The proposals include the following customs and tariff benefits for businesses bringing goods into a freeport site:
- duty suspension, with no tariffs, import VAT or excise to be paid on goods brought into a freeport from overseas until they leave the freeport and enter the UK's domestic market
- duty inversion, if the duty on a finished product is lower than that on the component parts, allowing businesses to import components duty free, manufacture the final product in the freeport, and then pay the duty at the rate of the finished product when it enters the UK's domestic market
- duty exemption for re-exports, allowing businesses to import components duty free, manufacture the final product in the freeport and pay no tariffs when the final product is re-exported
- simplified customs procedures for businesses accessing freeports.
Freeports are secure customs zones located at ports where business can be carried out inside a country's land border, but where different customs rules apply. Typically, goods brought into a freeport do not attract a requirement to pay duties until they leave the freeport and enter the domestic market. No duty is payable at all if the goods are re-exported.
Business rates have been devolved to Scotland, Northern Ireland and Wales. The government has already announced that, for one year from 1 April 2020, the business rates retail discount for properties with a rateable value below £51,000 in England will increase from one third to 50% and will be expanded to include cinemas and music venues. To support small businesses in response to COVID-19, the retail discount will be increased to 100% and expanded to include hospitality and leisure businesses for 2021.
The government previously committed to introducing a £1,000 business rates discount for pubs with a rateable value below £100,000 in England for one year from 1 April 2020. To further support pubs, in response to COVID-19 the discount for pubs will be increased to £5,000.
The government is launching a fundamental review of business rates to report in the autumn. A call for evidence will be published in the spring.
Time to Pay
The government will ensure that businesses and self-employed individuals in financial distress and with outstanding tax liabilities receive support with their tax affairs.

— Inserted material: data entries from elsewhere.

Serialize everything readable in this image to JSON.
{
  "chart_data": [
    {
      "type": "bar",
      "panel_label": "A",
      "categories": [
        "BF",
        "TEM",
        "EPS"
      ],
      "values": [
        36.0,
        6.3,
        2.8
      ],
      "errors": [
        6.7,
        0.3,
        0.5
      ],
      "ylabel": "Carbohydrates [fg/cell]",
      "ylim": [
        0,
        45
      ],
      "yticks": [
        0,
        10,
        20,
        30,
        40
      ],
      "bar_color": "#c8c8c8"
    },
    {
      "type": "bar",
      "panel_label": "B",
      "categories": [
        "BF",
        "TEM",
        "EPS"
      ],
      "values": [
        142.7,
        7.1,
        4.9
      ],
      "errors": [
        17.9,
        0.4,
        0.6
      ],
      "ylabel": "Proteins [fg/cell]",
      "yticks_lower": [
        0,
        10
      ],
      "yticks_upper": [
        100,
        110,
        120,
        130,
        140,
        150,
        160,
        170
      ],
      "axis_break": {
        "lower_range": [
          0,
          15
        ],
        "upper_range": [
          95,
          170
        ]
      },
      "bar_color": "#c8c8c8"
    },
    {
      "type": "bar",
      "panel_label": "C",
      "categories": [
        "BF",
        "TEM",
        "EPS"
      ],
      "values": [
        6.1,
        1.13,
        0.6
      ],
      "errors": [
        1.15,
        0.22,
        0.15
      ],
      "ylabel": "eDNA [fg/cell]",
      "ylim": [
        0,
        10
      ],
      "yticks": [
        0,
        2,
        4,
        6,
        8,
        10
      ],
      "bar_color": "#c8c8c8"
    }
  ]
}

HMRC has set up a dedicated COVID-19 helpline to help those in need, and they may be able to agree a bespoke Time to Pay arrangement. Time to Pay gives businesses a time-limited deferral period on HMRC liabilities owed and a pre-agreed time period to pay these back.
Statutory Sick Pay
The government will support small and medium-sized businesses and employers to cope with the extra costs of paying COVID-19 related SSP by refunding eligible SSP costs. The eligibility criteria for the scheme include:
- the refund will be limited to two weeks per employee
- employers with fewer than 250 employees will be eligible. The size of an employer will be determined by the number of people they employed as of 28 February 2020
- employers will be able to reclaim expenditure for any employee who has claimed SSP (according to the new eligibility criteria) as a result of COVID-19
- employers should maintain records of staff absences, but should not require employees to provide a GP fit note
- the eligible period for the scheme will commence from the day on which the regulations extending SSP to self-isolators come into force.